Eddie was quiet for a moment. Then - "So if someone had none of that. If someone just - didn't have this core thing. They can't do magic."

Isabella looked at him. "Correct. A person without an active magical core cannot perform magic regardless of training or desire. It simply isn't there to work with."

"Right." Eddie nodded slowly. "So that's me, then. No core. Not a wizard."

The words came out more flatly than he intended. Not quite resignation - more like stating the obvious before someone else felt the need to.

Isabella stared at him.

Not the polite, considering stare she deployed when processing new information. Something sharper. Something that had gone very still in a way that was different from her usual stillness.

"I beg your pardon?" she said.

Eddie blinked. "I'm not a wizard. I don't have magic. I've never had an accidental - whatever you called it. I didn't go to your school. I grew up in New York and I was a journalist, and the closest I ever came to magic before landing in your park was-" he stopped, rerouted, "- something else entirely. Not this."

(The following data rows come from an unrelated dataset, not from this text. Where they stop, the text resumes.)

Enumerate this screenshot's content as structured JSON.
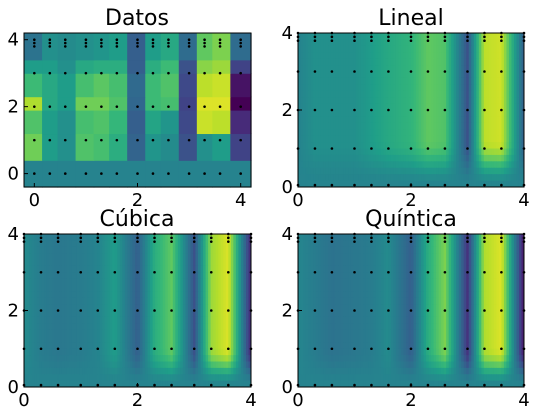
{
  "chart_data": [
    {
      "type": "heatmap",
      "title": "Datos",
      "x_ticks": [
        "0",
        "2",
        "4"
      ],
      "y_ticks": [
        "0",
        "2",
        "4"
      ],
      "x_range": [
        -0.2,
        4.2
      ],
      "y_range": [
        -0.4,
        4.2
      ],
      "x": [
        0,
        0.3,
        0.6,
        1.0,
        1.3,
        1.6,
        2.0,
        2.3,
        2.6,
        3.0,
        3.3,
        3.6,
        4.0
      ],
      "rows": [
        {
          "y_range": [
            -0.4,
            0.4
          ],
          "values": [
            0.45,
            0.45,
            0.45,
            0.45,
            0.45,
            0.45,
            0.45,
            0.45,
            0.45,
            0.45,
            0.45,
            0.45,
            0.45
          ]
        },
        {
          "y_range": [
            0.4,
            1.2
          ],
          "values": [
            0.78,
            0.55,
            0.5,
            0.72,
            0.7,
            0.62,
            0.32,
            0.52,
            0.48,
            0.25,
            0.5,
            0.55,
            0.2
          ]
        },
        {
          "y_range": [
            1.2,
            1.9
          ],
          "values": [
            0.72,
            0.55,
            0.5,
            0.7,
            0.72,
            0.66,
            0.3,
            0.58,
            0.52,
            0.22,
            0.92,
            0.9,
            0.12
          ]
        },
        {
          "y_range": [
            1.9,
            2.3
          ],
          "values": [
            0.88,
            0.6,
            0.55,
            0.78,
            0.78,
            0.72,
            0.33,
            0.68,
            0.7,
            0.2,
            0.95,
            0.95,
            0.0
          ]
        },
        {
          "y_range": [
            2.3,
            3.0
          ],
          "values": [
            0.68,
            0.6,
            0.55,
            0.7,
            0.74,
            0.7,
            0.34,
            0.68,
            0.72,
            0.22,
            0.9,
            0.92,
            0.05
          ]
        },
        {
          "y_range": [
            3.0,
            3.4
          ],
          "values": [
            0.55,
            0.55,
            0.5,
            0.6,
            0.62,
            0.62,
            0.3,
            0.62,
            0.68,
            0.25,
            0.82,
            0.85,
            0.2
          ]
        },
        {
          "y_range": [
            3.4,
            4.2
          ],
          "values": [
            0.38,
            0.5,
            0.48,
            0.5,
            0.52,
            0.55,
            0.3,
            0.55,
            0.6,
            0.35,
            0.75,
            0.8,
            0.35
          ]
        }
      ]
    },
    {
      "type": "heatmap",
      "title": "Lineal",
      "x_ticks": [
        "0",
        "2",
        "4"
      ],
      "y_ticks": [
        "0",
        "2",
        "4"
      ],
      "x_range": [
        0,
        4
      ],
      "y_range": [
        0,
        4
      ],
      "x": [
        0,
        0.3,
        0.6,
        1.0,
        1.3,
        1.6,
        2.0,
        2.3,
        2.6,
        3.0,
        3.3,
        3.6,
        4.0
      ],
      "profile": [
        0.45,
        0.5,
        0.5,
        0.5,
        0.55,
        0.6,
        0.65,
        0.75,
        0.72,
        0.25,
        0.9,
        0.93,
        0.3
      ],
      "bottom_value": 0.45,
      "fade_start_y": 1.2
    },
    {
      "type": "heatmap",
      "title": "Cúbica",
      "x_ticks": [
        "0",
        "2",
        "4"
      ],
      "y_ticks": [
        "0",
        "2",
        "4"
      ],
      "x_range": [
        0,
        4
      ],
      "y_range": [
        0,
        4
      ],
      "x": [
        0,
        0.3,
        0.6,
        1.0,
        1.3,
        1.6,
        2.0,
        2.3,
        2.6,
        3.0,
        3.3,
        3.6,
        4.0
      ],
      "profile": [
        0.48,
        0.42,
        0.4,
        0.42,
        0.45,
        0.55,
        0.3,
        0.62,
        0.75,
        0.25,
        0.85,
        0.95,
        0.1
      ],
      "bottom_value": 0.45,
      "fade_start_y": 1.0
    },
    {
      "type": "heatmap",
      "title": "Quíntica",
      "x_ticks": [
        "0",
        "2",
        "4"
      ],
      "y_ticks": [
        "0",
        "2",
        "4"
      ],
      "x_range": [
        0,
        4
      ],
      "y_range": [
        0,
        4
      ],
      "x": [
        0,
        0.3,
        0.6,
        1.0,
        1.3,
        1.6,
        2.0,
        2.3,
        2.6,
        3.0,
        3.3,
        3.6,
        4.0
      ],
      "profile": [
        0.46,
        0.42,
        0.38,
        0.4,
        0.42,
        0.48,
        0.3,
        0.62,
        0.8,
        0.15,
        0.88,
        0.95,
        0.05
      ],
      "bottom_value": 0.45,
      "fade_start_y": 1.0
    }
  ]
}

Isabella was looking at him with an expression Eddie couldn't immediately read.

"Eddie," she said, very carefully. "What makes you believe you don't have a magical core?"

"Because I just described not having one," Eddie said, slightly confused now.

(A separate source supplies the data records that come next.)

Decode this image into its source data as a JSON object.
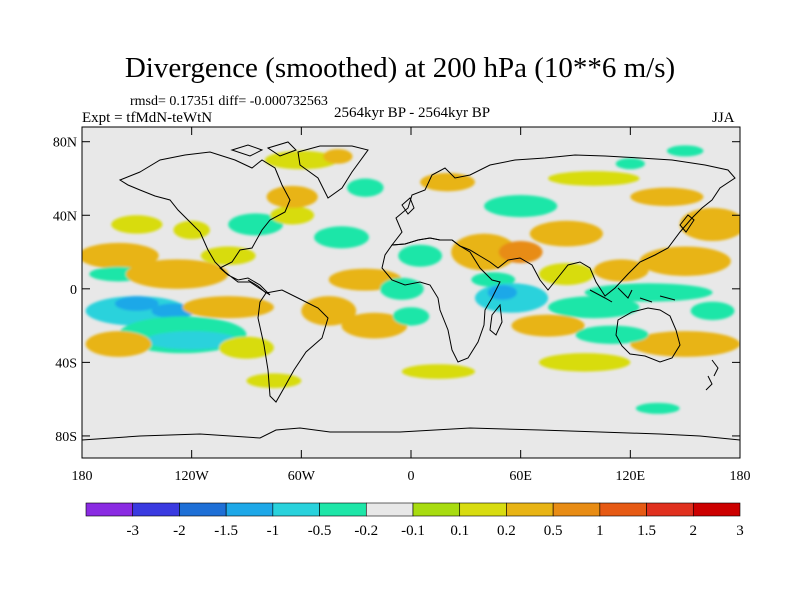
{
  "header": {
    "title": "Divergence (smoothed) at 200 hPa (10**6 m/s)",
    "stats": "rmsd= 0.17351  diff= -0.000732563",
    "expt": "Expt = tfMdN-teWtN",
    "period": "2564kyr BP - 2564kyr BP",
    "season": "JJA"
  },
  "chart_data": {
    "type": "heatmap",
    "title": "Divergence (smoothed) at 200 hPa (10**6 m/s)",
    "subtitle": "2564kyr BP - 2564kyr BP",
    "season": "JJA",
    "xlabel": "",
    "ylabel": "",
    "xlim": [
      -180,
      180
    ],
    "ylim": [
      -90,
      90
    ],
    "x_ticks": [
      -180,
      -120,
      -60,
      0,
      60,
      120,
      180
    ],
    "x_tick_labels": [
      "180",
      "120W",
      "60W",
      "0",
      "60E",
      "120E",
      "180"
    ],
    "y_ticks": [
      80,
      40,
      0,
      -40,
      -80
    ],
    "y_tick_labels": [
      "80N",
      "40N",
      "0",
      "40S",
      "80S"
    ],
    "colorbar": {
      "levels": [
        -3,
        -2,
        -1.5,
        -1,
        -0.5,
        -0.2,
        -0.1,
        0.1,
        0.2,
        0.5,
        1,
        1.5,
        2,
        3
      ],
      "labels": [
        "-3",
        "-2",
        "-1.5",
        "-1",
        "-0.5",
        "-0.2",
        "-0.1",
        "0.1",
        "0.2",
        "0.5",
        "1",
        "1.5",
        "2",
        "3"
      ],
      "colors": [
        "#8a2be2",
        "#3a3ae0",
        "#1e6fd6",
        "#1ea8e8",
        "#29d2dc",
        "#1ee6a8",
        "#e8e8e8",
        "#a8dc10",
        "#d8dc10",
        "#e8b414",
        "#e88c14",
        "#e65a14",
        "#e0301e",
        "#cc0000"
      ]
    },
    "blobs": [
      {
        "lon": -160,
        "lat": 18,
        "rlon": 22,
        "rlat": 7,
        "value": 0.3
      },
      {
        "lon": -160,
        "lat": 8,
        "rlon": 16,
        "rlat": 4,
        "value": -0.3
      },
      {
        "lon": -128,
        "lat": 8,
        "rlon": 28,
        "rlat": 8,
        "value": 0.3
      },
      {
        "lon": -150,
        "lat": -12,
        "rlon": 28,
        "rlat": 8,
        "value": -0.6
      },
      {
        "lon": -150,
        "lat": -8,
        "rlon": 12,
        "rlat": 4,
        "value": -1.1
      },
      {
        "lon": -130,
        "lat": -12,
        "rlon": 12,
        "rlat": 4,
        "value": -1.1
      },
      {
        "lon": -125,
        "lat": -25,
        "rlon": 35,
        "rlat": 10,
        "value": -0.3
      },
      {
        "lon": -120,
        "lat": -28,
        "rlon": 25,
        "rlat": 5,
        "value": -0.7
      },
      {
        "lon": -160,
        "lat": -30,
        "rlon": 18,
        "rlat": 7,
        "value": 0.4
      },
      {
        "lon": -100,
        "lat": -10,
        "rlon": 25,
        "rlat": 6,
        "value": 0.3
      },
      {
        "lon": -90,
        "lat": -32,
        "rlon": 15,
        "rlat": 6,
        "value": 0.15
      },
      {
        "lon": -150,
        "lat": 35,
        "rlon": 14,
        "rlat": 5,
        "value": 0.15
      },
      {
        "lon": -120,
        "lat": 32,
        "rlon": 10,
        "rlat": 5,
        "value": 0.15
      },
      {
        "lon": -100,
        "lat": 18,
        "rlon": 15,
        "rlat": 5,
        "value": 0.15
      },
      {
        "lon": -85,
        "lat": 35,
        "rlon": 15,
        "rlat": 6,
        "value": -0.3
      },
      {
        "lon": -65,
        "lat": 40,
        "rlon": 12,
        "rlat": 5,
        "value": 0.15
      },
      {
        "lon": -65,
        "lat": 50,
        "rlon": 14,
        "rlat": 6,
        "value": 0.3
      },
      {
        "lon": -60,
        "lat": 70,
        "rlon": 20,
        "rlat": 5,
        "value": 0.15
      },
      {
        "lon": -25,
        "lat": 55,
        "rlon": 10,
        "rlat": 5,
        "value": -0.3
      },
      {
        "lon": -38,
        "lat": 28,
        "rlon": 15,
        "rlat": 6,
        "value": -0.3
      },
      {
        "lon": -25,
        "lat": 5,
        "rlon": 20,
        "rlat": 6,
        "value": 0.3
      },
      {
        "lon": -45,
        "lat": -12,
        "rlon": 15,
        "rlat": 8,
        "value": 0.3
      },
      {
        "lon": -20,
        "lat": -20,
        "rlon": 18,
        "rlat": 7,
        "value": 0.3
      },
      {
        "lon": -5,
        "lat": 0,
        "rlon": 12,
        "rlat": 6,
        "value": -0.3
      },
      {
        "lon": 0,
        "lat": -15,
        "rlon": 10,
        "rlat": 5,
        "value": -0.3
      },
      {
        "lon": 5,
        "lat": 18,
        "rlon": 12,
        "rlat": 6,
        "value": -0.3
      },
      {
        "lon": 40,
        "lat": 20,
        "rlon": 18,
        "rlat": 10,
        "value": 0.3
      },
      {
        "lon": 45,
        "lat": 5,
        "rlon": 12,
        "rlat": 4,
        "value": -0.3
      },
      {
        "lon": 55,
        "lat": -5,
        "rlon": 20,
        "rlat": 8,
        "value": -0.6
      },
      {
        "lon": 50,
        "lat": -2,
        "rlon": 8,
        "rlat": 4,
        "value": -1.1
      },
      {
        "lon": 60,
        "lat": 20,
        "rlon": 12,
        "rlat": 6,
        "value": 0.6
      },
      {
        "lon": 85,
        "lat": 30,
        "rlon": 20,
        "rlat": 7,
        "value": 0.3
      },
      {
        "lon": 85,
        "lat": 8,
        "rlon": 15,
        "rlat": 6,
        "value": 0.15
      },
      {
        "lon": 75,
        "lat": -20,
        "rlon": 20,
        "rlat": 6,
        "value": 0.3
      },
      {
        "lon": 100,
        "lat": -10,
        "rlon": 25,
        "rlat": 6,
        "value": -0.3
      },
      {
        "lon": 115,
        "lat": 10,
        "rlon": 15,
        "rlat": 6,
        "value": 0.3
      },
      {
        "lon": 130,
        "lat": -2,
        "rlon": 35,
        "rlat": 5,
        "value": -0.5
      },
      {
        "lon": 150,
        "lat": 15,
        "rlon": 25,
        "rlat": 8,
        "value": 0.3
      },
      {
        "lon": 165,
        "lat": 35,
        "rlon": 18,
        "rlat": 9,
        "value": 0.3
      },
      {
        "lon": 140,
        "lat": 50,
        "rlon": 20,
        "rlat": 5,
        "value": 0.3
      },
      {
        "lon": 100,
        "lat": 60,
        "rlon": 25,
        "rlat": 4,
        "value": 0.15
      },
      {
        "lon": 60,
        "lat": 45,
        "rlon": 20,
        "rlat": 6,
        "value": -0.3
      },
      {
        "lon": 20,
        "lat": 58,
        "rlon": 15,
        "rlat": 5,
        "value": 0.3
      },
      {
        "lon": 150,
        "lat": -30,
        "rlon": 30,
        "rlat": 7,
        "value": 0.3
      },
      {
        "lon": 165,
        "lat": -12,
        "rlon": 12,
        "rlat": 5,
        "value": -0.3
      },
      {
        "lon": 110,
        "lat": -25,
        "rlon": 20,
        "rlat": 5,
        "value": -0.3
      },
      {
        "lon": 95,
        "lat": -40,
        "rlon": 25,
        "rlat": 5,
        "value": 0.15
      },
      {
        "lon": 15,
        "lat": -45,
        "rlon": 20,
        "rlat": 4,
        "value": 0.15
      },
      {
        "lon": -75,
        "lat": -50,
        "rlon": 15,
        "rlat": 4,
        "value": 0.15
      },
      {
        "lon": 135,
        "lat": -65,
        "rlon": 12,
        "rlat": 3,
        "value": -0.3
      },
      {
        "lon": 150,
        "lat": 75,
        "rlon": 10,
        "rlat": 3,
        "value": -0.3
      },
      {
        "lon": -40,
        "lat": 72,
        "rlon": 8,
        "rlat": 4,
        "value": 0.3
      },
      {
        "lon": 120,
        "lat": 68,
        "rlon": 8,
        "rlat": 3,
        "value": -0.3
      }
    ]
  }
}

Isabella stood up. She crossed to the table with the vials, opened a small wooden box beside it, and withdrew something - a short crystal rod, clear, no longer than her finger. She came back to the bedside and held it out toward him, not touching, just proximity.

The crystal glowed.

Not faintly. Not as a flicker.

Steadily, warmly, with a clarity that filled the dim room and cast small moving shadows on the wall behind him.

Isabella withdrew it. The glow faded.

She looked at him with an expression that was now identifiable - it was the look of a person recalibrating something fundamental.

"That," she said quietly, "is a magical resonance indicator. It responds to the presence of a magical core. The stronger the core, the stronger the response." She paused. "In my ninety-one years of practice, I have used that instrument on thousands of people." Another pause. "I have never seen it respond like that."

Eddie stared at her.

"You have a core, Eddie," Isabella said. "Not a developing one. Not a modest one." She set the crystal down on the tray with a small, careful click, as if she needed to put something down in order to say the next part. "One of the most developed I have ever encountered. And-" She stopped, looked at him steadily. "It has grown. Since you arrived. Since the Cruciatus. Whatever that curse did to your body, it did not damage your core." Her voice was precise and quiet. "It expanded it."

The fire burned.

The vials on the table caught the light.

Eddie stared at her in a silence that had no words in it yet, because the words hadn't caught up.